Bioelectronic Medicine: Neural-Activity Dependent myelination by Electrical, Optogenetic, and Magnetic Stimulation

Demyelination is a disease status of the nervous system in which the myelin sheath of neurons is damaged. Stimulation has been proven to result in “Activity-Based Recovery”; a method of myelin regeneration by electrical, magnetic, and optogenetic means. Using an in-vitro model paired with a microfluidic device, different methods of stimulation were tested to show neural regeneration.


In Vitro Model of Electrical Stimulation for Myelination:

Electrical stimulation at the stoma, axons, or both will all result in myelin regeneration. However, axon stimulation seems to be the most effective.

Oligodendrocytes, the cells that produce the myelin sheath, were observed to measure levels of maturation in the In Vitro model.
































Optogenetic Stimulation:

Optogenetic stimulation uses light to stimulate neurons. Similar to electrical stimulation, this method is used to stimulate oligodendrocytes, thus regenerating the myelin sheath. This method is used as a less invasive technique for neural regeneration.

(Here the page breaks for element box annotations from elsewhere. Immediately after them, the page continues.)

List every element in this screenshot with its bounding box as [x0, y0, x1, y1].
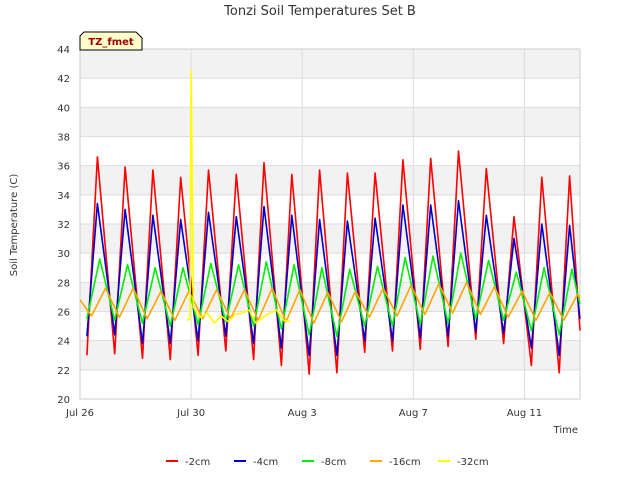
site-badge-label: TZ_fmet — [88, 37, 134, 48]
background-band — [80, 340, 580, 370]
x-tick-label: Jul 26 — [65, 408, 94, 419]
y-tick-label: 44 — [57, 45, 70, 56]
series-line--16cm — [79, 281, 581, 325]
series-lines — [79, 70, 581, 376]
chart-title: Tonzi Soil Temperatures Set B — [223, 4, 416, 19]
y-tick-label: 24 — [57, 337, 70, 348]
background-band — [80, 49, 580, 79]
site-badge-box — [79, 31, 143, 51]
series-line--8cm — [86, 252, 581, 338]
plot-border — [79, 48, 581, 400]
background-band — [80, 165, 580, 195]
x-tick-labels: Jul 26 Jul 30 Aug 3 Aug 7 Aug 11 — [65, 408, 542, 419]
legend-label: -8cm — [321, 457, 346, 468]
y-tick-label: 30 — [57, 249, 70, 260]
legend: -2cm -4cm -8cm -16cm -32cm — [166, 457, 489, 468]
x-tick-label: Aug 3 — [288, 408, 317, 419]
y-tick-label: 28 — [57, 278, 70, 289]
series-line--2cm — [86, 150, 581, 376]
legend-label: -2cm — [185, 457, 210, 468]
x-tick-label: Aug 7 — [399, 408, 428, 419]
legend-label: -16cm — [389, 457, 421, 468]
x-axis-label: Time — [553, 425, 578, 436]
y-tick-label: 38 — [57, 133, 70, 144]
y-tick-label: 36 — [57, 162, 70, 173]
series-line--4cm — [86, 199, 581, 357]
background-band — [80, 224, 580, 254]
y-tick-label: 20 — [57, 395, 70, 406]
y-tick-label: 42 — [57, 74, 70, 85]
y-tick-label: 34 — [57, 191, 70, 202]
y-tick-label: 40 — [57, 103, 70, 114]
y-tick-label: 26 — [57, 308, 70, 319]
y-tick-labels: 20 22 24 26 28 30 32 34 36 38 40 42 44 — [57, 45, 70, 406]
y-tick-label: 22 — [57, 366, 70, 377]
x-tick-label: Aug 11 — [507, 408, 542, 419]
y-axis-label: Soil Temperature (C) — [9, 174, 20, 277]
legend-label: -4cm — [253, 457, 278, 468]
site-badge: TZ_fmet — [79, 31, 143, 51]
y-tick-label: 32 — [57, 220, 70, 231]
series-line--32cm — [186, 70, 291, 325]
background-band — [80, 107, 580, 137]
legend-label: -32cm — [457, 457, 489, 468]
x-tick-label: Jul 30 — [176, 408, 205, 419]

Carbon Black PDMS was sued to create a lightproof micro-fluidic device.

LED optogenetic

Magnetic Stimulation:

Magnetic stimulation is a non-invasive stimulation method for myelin regeneration. Also known as TMS, magnetic stimulation has been shown to stimulate neurons, and is currently being used as a therapy method for mental health disorders.

Most TMS devices are very large and require incredible power in order to function, the purpose of this research is to create a handheld device that can be used as a magnetic stimulator, using a biometric low-intensity magnetic field for tissue activation.

The next phase of this project is to create a flexible device that could be directly implanted (in vivo) onto a nerve to have more accuracy and better results for neural stimulation.